Telecoms are making the residential customer experience more convenient with self-installation and self-care troubleshooting tools. As carriers make this shift, they are asking critical questions about how self-serve compares to workflows for Care teams, how to differentiate their customer experience and whether their existing data is actionable for new, self-serve scenarios.
ProdAdvisor’s Jeff Thompson has tackled riddles like this before.
Having led projects ranging from early VOIP solutions to industry-pioneering software to automate customer service task distribution and management, Jeff has a unique perspective on requirements for customer self-serve.
“The number one key is, is convenience,” explains Thompson.
“You're asking a customer to put some effort towards an outcome, whether it's installation or troubleshooting a resolution. So, the goal is to make it as convenient as possible. And that's super easy to do today with all the technology we have, with the various channels, and with the automation capabilities to predict a next best action.”
The goal for self-serve is not just to find efficiencies.The objective is to make it as friction-less and as convenient as possible. To accomplish this, operators need to create outcomes and experiences worth talking about. That means reducing subscriber frustration, increasing Net Promoter Score (NPS) and boosting customer satisfaction.

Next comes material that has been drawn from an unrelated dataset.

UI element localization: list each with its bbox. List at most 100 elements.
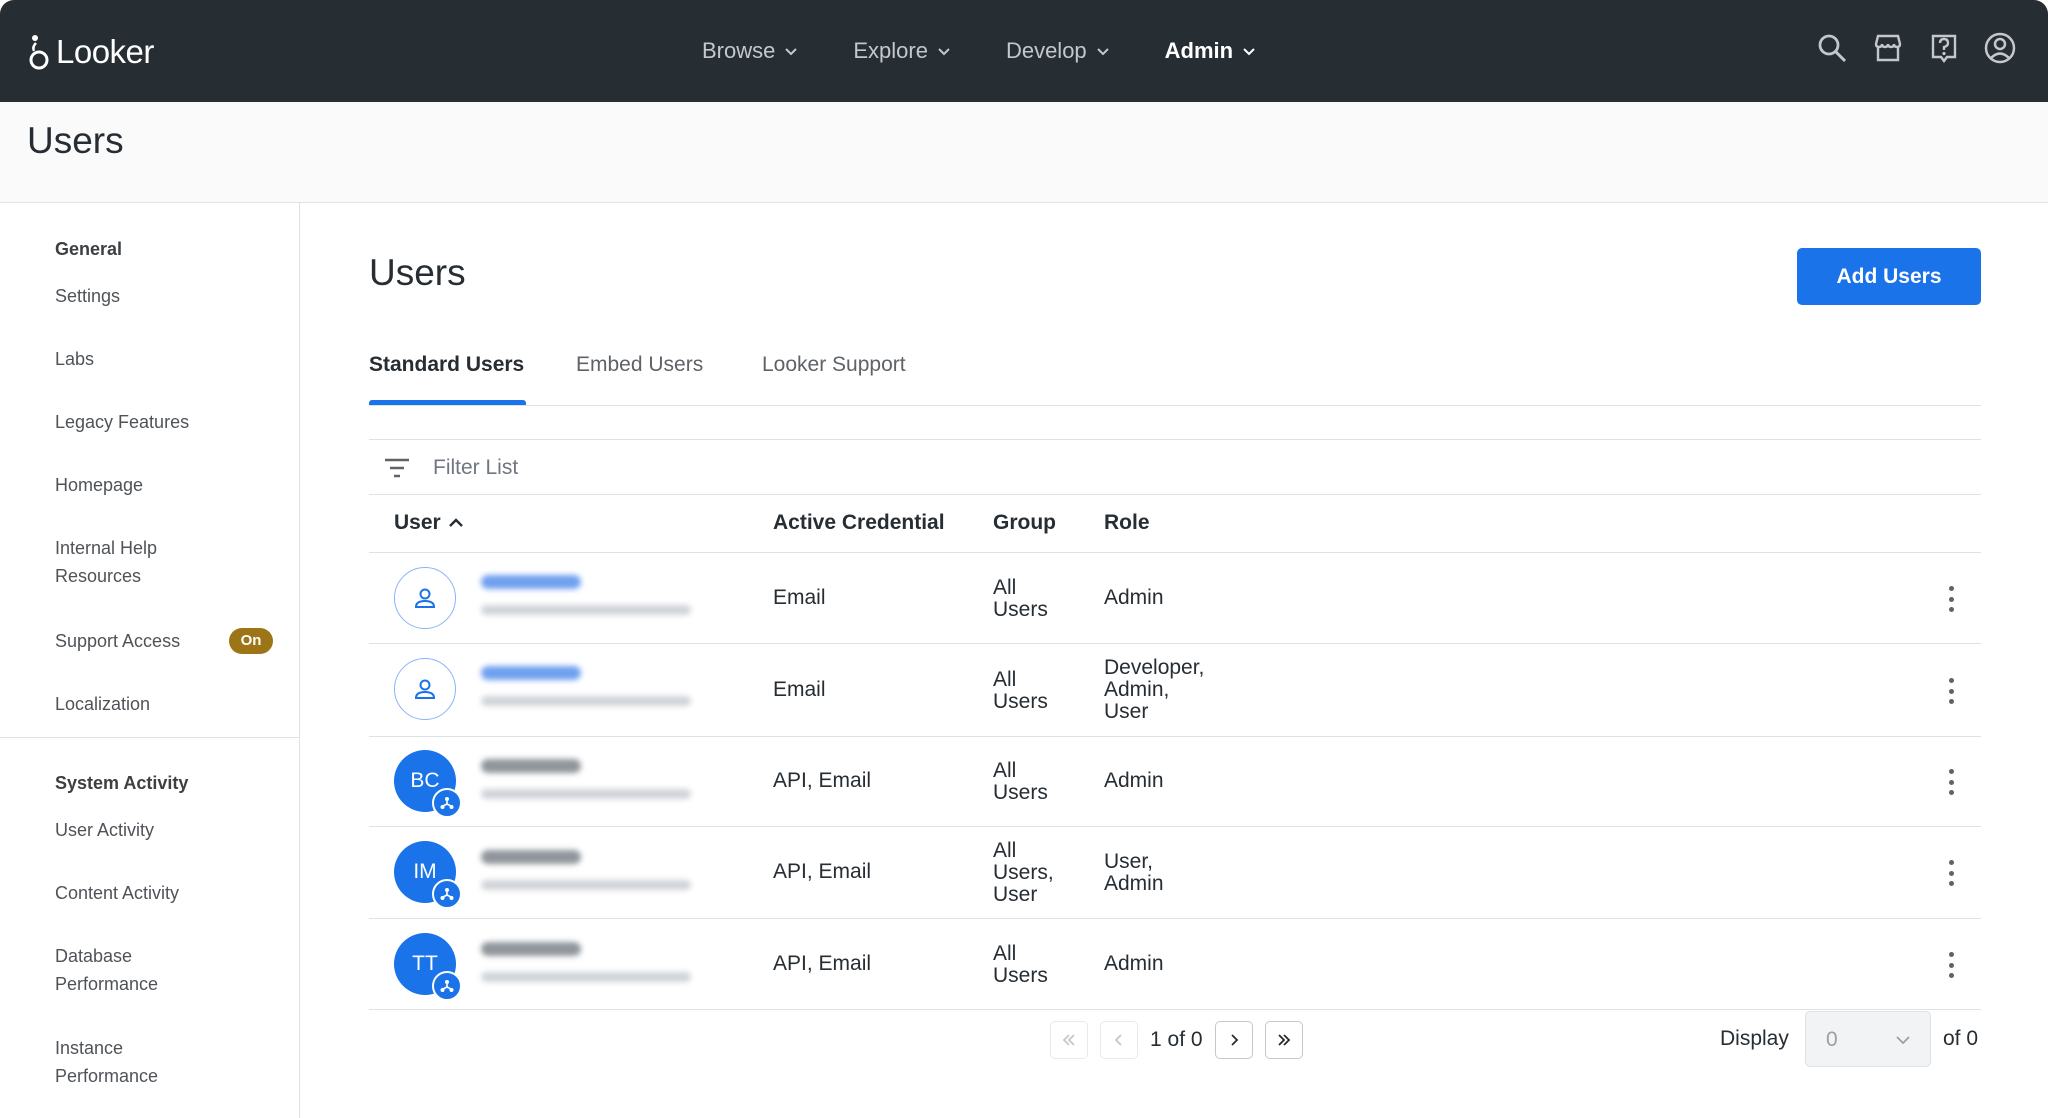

Subscriber troubleshooting requirements are unique
In a typical troubleshooting scenario, the subscriber knows the TV isn’t working or suspects Wi-Fi speed is slow.
Product marketing teams recognize this level of dialogue is a dramatically different starting point for problem resolution workflows.
Mariner’s Head of Customer Development, Alfred Whiffen explains, “There might be 10 checkpoints that an agent would go through before taking the first step to resolve an issue. The customer simply sees one thing, ‘my TV is not working.’
In a self-serve workflow, the first requirement is software that drills down automatically with basic root cause analysis and to then interpret those results, making it easy for a customer to get started. At that point, the subscriber can resolve at least some of the issues on their own.
At any point, if the customer is unable or unwilling to complete the troubleshooting session, insights need to flow into other systems to ensure a seamless experience.
The data and actionable insights are there – but are you acting on them?
For the most part, carriers already have access to the real-time data which can accurately point to what the problem might be.
“It's one thing to have the data, it's another thing to act on it. This is true whether it's a next best action to the subscriber in his or her home, or to the agent in the Help Desk,” explains Thompson.
“Turning that into a customer experience that's appropriate for a consumer is such an important element of this. We tend to think of it in terms of data insights but it's the application of those insights in a way that matter to consumers that I think is the real key here to help service providers move forward.”
Consumers want the glory not the gory
In an ideal consumer experience, it’s important to recognize while a subscriber wants the solution they don't necessarily want to get into gory detail.
Communication Service Providers can look to other industries in this regard. Banking and insurance are analogous in that the backend of networks and systems are wildly complex; none of which is apparent in a customer’s interaction.
“The important thing is that when I need help, it's seamless to reach out and ask for help or have somebody that can help me be proactive and join my journey in real time with all the context that they need to join me where I am versus me having to repeat my explanation,” continues Jeff.
As the Tactical Teams discussion comes to a close, Whiffen leaves the panel with a statement about customer readiness, “The end consumer, residential subscribers, are more ready than we give them credit for and this is the driver for a self-serve customer experience.”